The movie shows "Calvin" being attracted to and consuming oxygen from the lures they used to get it to the lifeboat as well as stating many times that since it is carbon-based, it needs it the way humans do. "Calvin" is from Mars where the atmosphere is 98% carbon dioxide. While there wouldn't be enough oxygen on modern Mars for the survival of the creature, it's explained throughout the film that it had been hibernating for possibly millions of years, since a period in which Mars had higher oxygen levels.
The crew attempts to kill Calvin by venting all oxygen to space. While the creature does survive for a few minutes outside the ship, it's explained that it needs oxygen for longer periods and would have eventually died outside the station.
Given the concerns about isolating the lab from the main space station, it's probable that they would have protocols in place that specifically required them to leave injured or "contaminated" astronauts in the lab in case of containment breaches.
The pod in which the Calvin is entrapped has the oxygen vented from it so that it is a vacuum inside the module. Assuming Sho Murakami could even have opened the door, the explosive force of the oxygen entering the module should have blasted him across the room and either killed him or severely injured him when he struck the other end of the module.

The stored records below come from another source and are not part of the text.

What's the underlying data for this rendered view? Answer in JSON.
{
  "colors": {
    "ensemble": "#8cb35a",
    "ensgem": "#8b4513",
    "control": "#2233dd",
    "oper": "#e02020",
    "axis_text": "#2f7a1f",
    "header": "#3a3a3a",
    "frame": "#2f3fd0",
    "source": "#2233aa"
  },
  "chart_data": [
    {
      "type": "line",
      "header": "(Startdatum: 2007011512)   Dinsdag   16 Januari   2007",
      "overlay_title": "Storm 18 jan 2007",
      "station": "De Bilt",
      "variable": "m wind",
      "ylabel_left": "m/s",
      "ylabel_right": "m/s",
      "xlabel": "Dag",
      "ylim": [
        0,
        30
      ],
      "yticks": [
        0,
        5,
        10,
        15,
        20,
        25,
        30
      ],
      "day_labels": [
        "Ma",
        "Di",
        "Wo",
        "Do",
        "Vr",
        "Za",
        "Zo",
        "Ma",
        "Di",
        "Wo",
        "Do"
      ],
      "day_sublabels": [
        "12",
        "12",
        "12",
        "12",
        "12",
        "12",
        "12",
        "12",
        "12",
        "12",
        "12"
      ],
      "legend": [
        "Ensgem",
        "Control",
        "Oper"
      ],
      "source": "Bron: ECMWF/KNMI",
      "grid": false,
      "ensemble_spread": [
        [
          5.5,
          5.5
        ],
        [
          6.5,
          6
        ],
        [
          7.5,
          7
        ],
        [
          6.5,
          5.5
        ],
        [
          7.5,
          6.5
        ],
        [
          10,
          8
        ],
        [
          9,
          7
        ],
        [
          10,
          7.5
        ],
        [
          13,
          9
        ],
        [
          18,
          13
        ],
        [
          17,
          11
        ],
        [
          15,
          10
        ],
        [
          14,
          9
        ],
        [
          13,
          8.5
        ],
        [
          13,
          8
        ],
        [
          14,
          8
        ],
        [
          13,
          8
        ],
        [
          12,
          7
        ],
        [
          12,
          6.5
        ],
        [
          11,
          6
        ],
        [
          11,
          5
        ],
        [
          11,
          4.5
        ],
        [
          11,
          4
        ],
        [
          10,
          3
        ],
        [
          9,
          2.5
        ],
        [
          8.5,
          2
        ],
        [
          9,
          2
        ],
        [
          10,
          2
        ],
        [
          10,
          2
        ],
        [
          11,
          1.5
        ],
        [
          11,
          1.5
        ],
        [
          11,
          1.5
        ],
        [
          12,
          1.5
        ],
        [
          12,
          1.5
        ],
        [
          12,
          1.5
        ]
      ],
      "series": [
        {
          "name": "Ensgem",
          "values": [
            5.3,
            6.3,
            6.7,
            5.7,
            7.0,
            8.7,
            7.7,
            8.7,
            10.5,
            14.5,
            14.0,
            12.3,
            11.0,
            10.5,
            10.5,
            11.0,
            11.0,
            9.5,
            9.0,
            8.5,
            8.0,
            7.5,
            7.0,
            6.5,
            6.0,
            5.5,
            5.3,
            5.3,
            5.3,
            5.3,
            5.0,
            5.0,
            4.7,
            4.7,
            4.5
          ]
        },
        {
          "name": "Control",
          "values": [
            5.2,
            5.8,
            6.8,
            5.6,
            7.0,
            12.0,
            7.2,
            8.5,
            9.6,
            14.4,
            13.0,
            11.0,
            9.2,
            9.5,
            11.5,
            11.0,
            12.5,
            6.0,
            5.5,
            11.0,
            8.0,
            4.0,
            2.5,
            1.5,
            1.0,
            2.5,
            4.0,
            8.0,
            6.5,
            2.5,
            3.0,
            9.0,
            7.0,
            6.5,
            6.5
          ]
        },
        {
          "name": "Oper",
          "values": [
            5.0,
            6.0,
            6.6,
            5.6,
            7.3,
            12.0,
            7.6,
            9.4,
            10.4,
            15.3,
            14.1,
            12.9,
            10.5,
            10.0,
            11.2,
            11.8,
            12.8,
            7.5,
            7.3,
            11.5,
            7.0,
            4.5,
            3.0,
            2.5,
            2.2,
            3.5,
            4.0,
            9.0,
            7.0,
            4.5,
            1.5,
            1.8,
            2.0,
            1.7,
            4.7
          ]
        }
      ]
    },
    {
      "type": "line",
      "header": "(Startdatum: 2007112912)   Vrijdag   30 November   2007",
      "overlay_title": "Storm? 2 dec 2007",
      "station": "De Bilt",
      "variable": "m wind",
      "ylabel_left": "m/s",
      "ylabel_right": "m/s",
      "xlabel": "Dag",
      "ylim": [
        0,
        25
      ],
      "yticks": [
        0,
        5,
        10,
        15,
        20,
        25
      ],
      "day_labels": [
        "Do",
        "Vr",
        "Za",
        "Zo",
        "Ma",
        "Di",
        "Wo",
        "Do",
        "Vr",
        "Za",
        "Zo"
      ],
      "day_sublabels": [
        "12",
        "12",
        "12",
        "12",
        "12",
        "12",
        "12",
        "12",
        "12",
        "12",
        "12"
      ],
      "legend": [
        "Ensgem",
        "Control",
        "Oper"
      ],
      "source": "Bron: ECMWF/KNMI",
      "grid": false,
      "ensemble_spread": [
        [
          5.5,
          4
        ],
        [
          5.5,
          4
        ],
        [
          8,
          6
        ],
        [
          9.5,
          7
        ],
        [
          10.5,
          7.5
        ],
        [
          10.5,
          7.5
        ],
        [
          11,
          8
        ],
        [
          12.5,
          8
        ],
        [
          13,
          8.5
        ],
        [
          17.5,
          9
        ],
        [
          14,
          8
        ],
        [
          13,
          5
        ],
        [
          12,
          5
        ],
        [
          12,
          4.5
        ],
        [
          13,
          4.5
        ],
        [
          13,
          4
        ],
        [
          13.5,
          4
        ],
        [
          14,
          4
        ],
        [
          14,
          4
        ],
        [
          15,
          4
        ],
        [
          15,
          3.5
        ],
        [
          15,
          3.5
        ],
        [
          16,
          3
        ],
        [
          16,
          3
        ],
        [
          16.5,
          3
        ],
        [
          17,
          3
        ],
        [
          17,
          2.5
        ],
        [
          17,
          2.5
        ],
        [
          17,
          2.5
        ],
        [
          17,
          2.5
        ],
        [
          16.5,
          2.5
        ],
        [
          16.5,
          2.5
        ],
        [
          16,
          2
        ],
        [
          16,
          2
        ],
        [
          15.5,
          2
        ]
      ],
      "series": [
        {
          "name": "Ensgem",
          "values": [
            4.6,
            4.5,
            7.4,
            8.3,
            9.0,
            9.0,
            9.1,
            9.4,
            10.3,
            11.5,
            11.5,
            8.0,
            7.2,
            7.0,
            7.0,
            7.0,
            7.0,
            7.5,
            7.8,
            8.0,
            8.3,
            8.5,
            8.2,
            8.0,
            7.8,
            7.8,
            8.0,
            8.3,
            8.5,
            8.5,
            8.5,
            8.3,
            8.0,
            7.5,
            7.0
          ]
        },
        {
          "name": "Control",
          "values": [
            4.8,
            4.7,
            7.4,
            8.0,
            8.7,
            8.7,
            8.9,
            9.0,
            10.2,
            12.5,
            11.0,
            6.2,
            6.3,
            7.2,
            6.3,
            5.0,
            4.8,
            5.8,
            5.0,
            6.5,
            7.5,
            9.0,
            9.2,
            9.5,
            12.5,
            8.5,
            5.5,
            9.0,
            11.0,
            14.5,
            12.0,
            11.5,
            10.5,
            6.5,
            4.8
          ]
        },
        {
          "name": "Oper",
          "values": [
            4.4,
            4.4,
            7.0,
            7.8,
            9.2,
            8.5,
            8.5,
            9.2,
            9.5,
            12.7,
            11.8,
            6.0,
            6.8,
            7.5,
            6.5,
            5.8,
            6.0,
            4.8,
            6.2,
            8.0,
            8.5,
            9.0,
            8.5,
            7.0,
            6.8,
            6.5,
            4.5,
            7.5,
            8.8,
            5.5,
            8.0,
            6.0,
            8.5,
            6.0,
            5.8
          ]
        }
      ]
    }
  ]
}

The crew spend much of the second half of the film trying to trap the alien and vent the atmosphere from around it to kill it / suffocate it as the repeatedly state it is dependent on oxygen. This ignores the fact the alien spent much time outside of the space station earlier in the movie with no ill effects.

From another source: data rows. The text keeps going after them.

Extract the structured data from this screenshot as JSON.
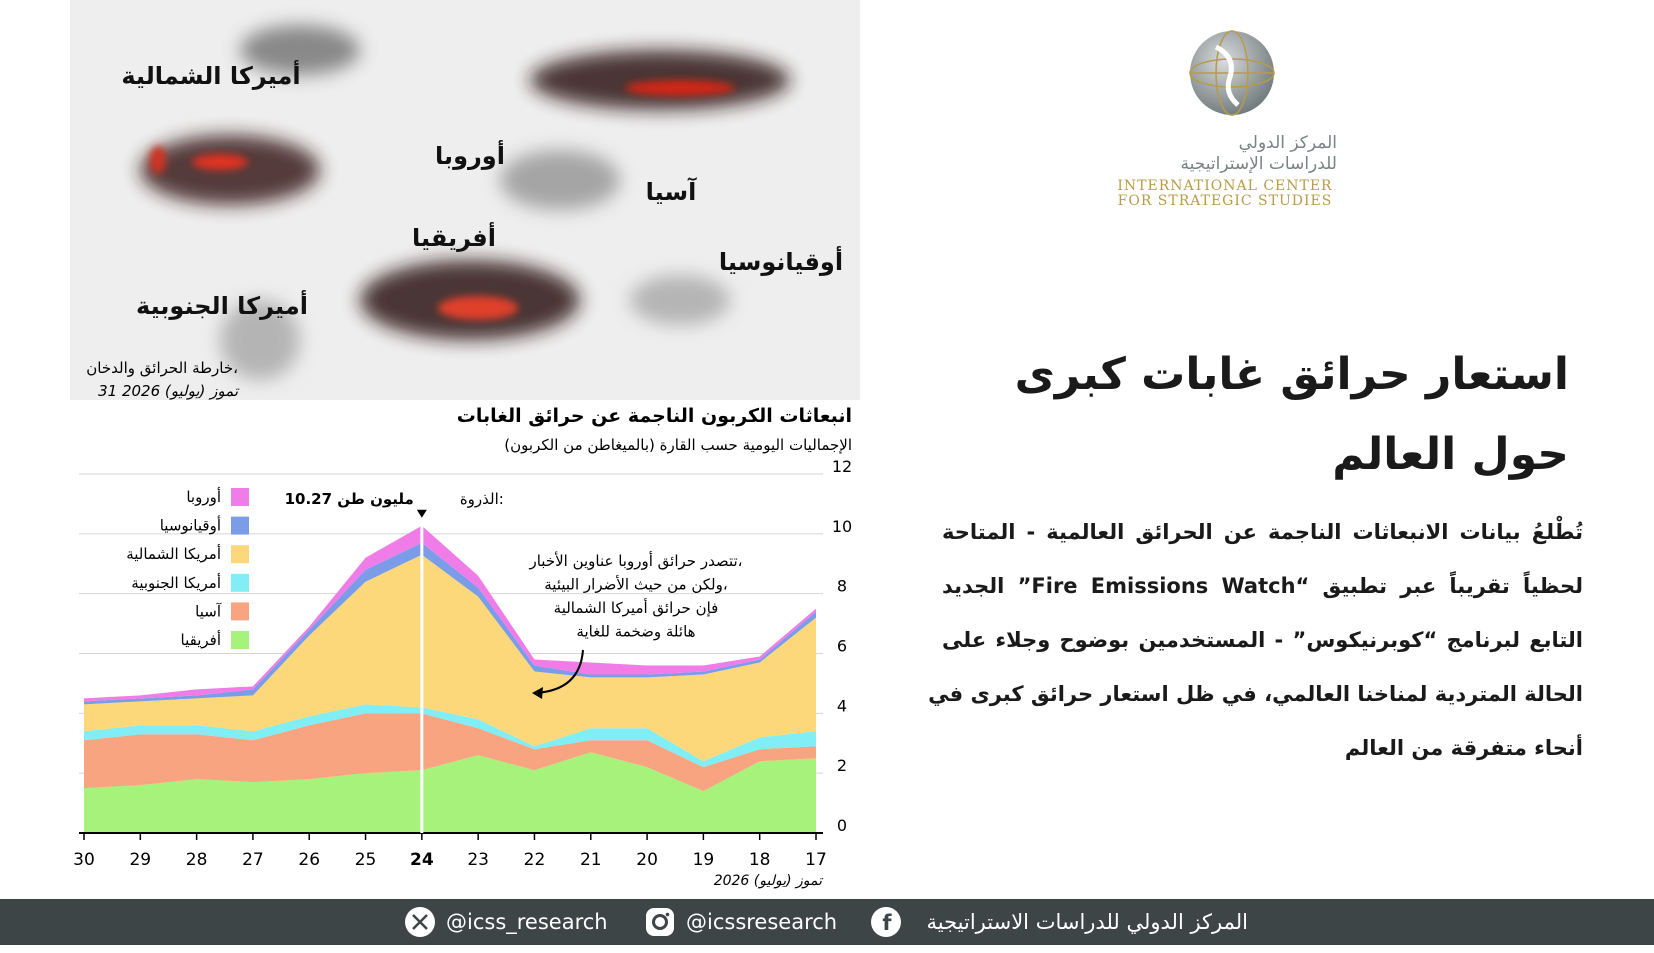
{
  "chart_data": {
    "type": "stacked_area",
    "title": "انبعاثات الكربون الناجمة عن حرائق الغابات",
    "subtitle": "الإجماليات اليومية حسب القارة (بالميغاطن من الكربون)",
    "x_label": "تموز (يوليو) 2026",
    "categories": [
      30,
      29,
      28,
      27,
      26,
      25,
      24,
      23,
      22,
      21,
      20,
      19,
      18,
      17
    ],
    "series": [
      {
        "name": "أفريقيا",
        "color": "#a6f27a",
        "values": [
          1.5,
          1.6,
          1.8,
          1.7,
          1.8,
          2.0,
          2.1,
          2.6,
          2.1,
          2.7,
          2.2,
          1.4,
          2.4,
          2.5
        ]
      },
      {
        "name": "آسيا",
        "color": "#f8a480",
        "values": [
          1.6,
          1.7,
          1.5,
          1.4,
          1.8,
          2.0,
          1.9,
          0.9,
          0.7,
          0.4,
          0.9,
          0.8,
          0.4,
          0.4
        ]
      },
      {
        "name": "أمريكا الجنوبية",
        "color": "#80eef4",
        "values": [
          0.3,
          0.3,
          0.3,
          0.3,
          0.3,
          0.3,
          0.2,
          0.3,
          0.1,
          0.4,
          0.4,
          0.2,
          0.4,
          0.5
        ]
      },
      {
        "name": "أمريكا الشمالية",
        "color": "#fdd87a",
        "values": [
          0.9,
          0.8,
          0.9,
          1.2,
          2.7,
          4.1,
          5.1,
          4.1,
          2.5,
          1.7,
          1.7,
          2.9,
          2.5,
          3.8
        ]
      },
      {
        "name": "أوقيانوسيا",
        "color": "#7b9de8",
        "values": [
          0.1,
          0.1,
          0.1,
          0.2,
          0.2,
          0.4,
          0.4,
          0.3,
          0.2,
          0.1,
          0.1,
          0.1,
          0.1,
          0.2
        ]
      },
      {
        "name": "أوروبا",
        "color": "#f07ce8",
        "values": [
          0.1,
          0.1,
          0.2,
          0.1,
          0.1,
          0.4,
          0.57,
          0.4,
          0.2,
          0.4,
          0.3,
          0.2,
          0.1,
          0.1
        ]
      }
    ],
    "ylim": [
      0,
      12
    ],
    "yticks": [
      0,
      2,
      4,
      6,
      8,
      10,
      12
    ],
    "grid": true,
    "peak": {
      "x": 24,
      "label": "الذروة:",
      "value": 10.27,
      "value_label": "10.27 مليون طن"
    },
    "callout": [
      "تتصدر حرائق أوروبا عناوين الأخبار،",
      "ولكن من حيث الأضرار البيئية،",
      "فإن حرائق أميركا الشمالية",
      "هائلة وضخمة للغاية"
    ]
  },
  "map": {
    "labels": [
      "أميركا الشمالية",
      "أوروبا",
      "آسيا",
      "أفريقيا",
      "أوقيانوسيا",
      "أميركا الجنوبية"
    ],
    "caption": [
      "خارطة الحرائق والدخان،",
      "31 تموز (يوليو) 2026"
    ]
  },
  "logo": {
    "arabic": [
      "المركز الدولي",
      "للدراسات الإستراتيجية"
    ],
    "english": [
      "INTERNATIONAL CENTER",
      "FOR STRATEGIC STUDIES"
    ]
  },
  "article": {
    "title": [
      "استعار حرائق غابات كبرى",
      "حول العالم"
    ],
    "paragraph": [
      "تُطْلعُ بيانات الانبعاثات الناجمة عن الحرائق العالمية - المتاحة",
      "لحظياً تقريباً عبر تطبيق “Fire Emissions Watch” الجديد",
      "التابع لبرنامج “كوبرنيكوس” - المستخدمين بوضوح وجلاء على",
      "الحالة المتردية لمناخنا العالمي، في ظل استعار حرائق كبرى في",
      "أنحاء متفرقة من العالم"
    ]
  },
  "footer": {
    "organization": "المركز الدولي للدراسات الاستراتيجية",
    "instagram": "@icssresearch",
    "x": "@icss_research"
  }
}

Early in the film Dr. Jordan (Gyllenhaal) is depicted floating weightlessly through the space station carrying his electronic tablet/device in his hand. At one point, when he sets his tablet down on a nearby workstation, the way the corner of his tablet drops from his hand reveals that he is obviously in a gravity environment where the tablet actually has weight.
The goof items below may give away important plot points.
After Calvin crushes Dr. Derry's hand it just hangs limply to show that it has been severely broken. Since they are in a "zero G" environment his hand should actually float along like the rest of his body.
David's pod couldn't have survived re-entry on its own as earlier Miranda has disabled the David's pod automatic flight plan back to earth thus giving him manual control. Re-entry is a complex maneuver that requires computer assistance and control along with complex calculations and specific set of re-entry angle. Just using a joystick to control the pod wouldn't work on re-entry as slight deviations will cause the pod to breakup or simply bounce back up to space.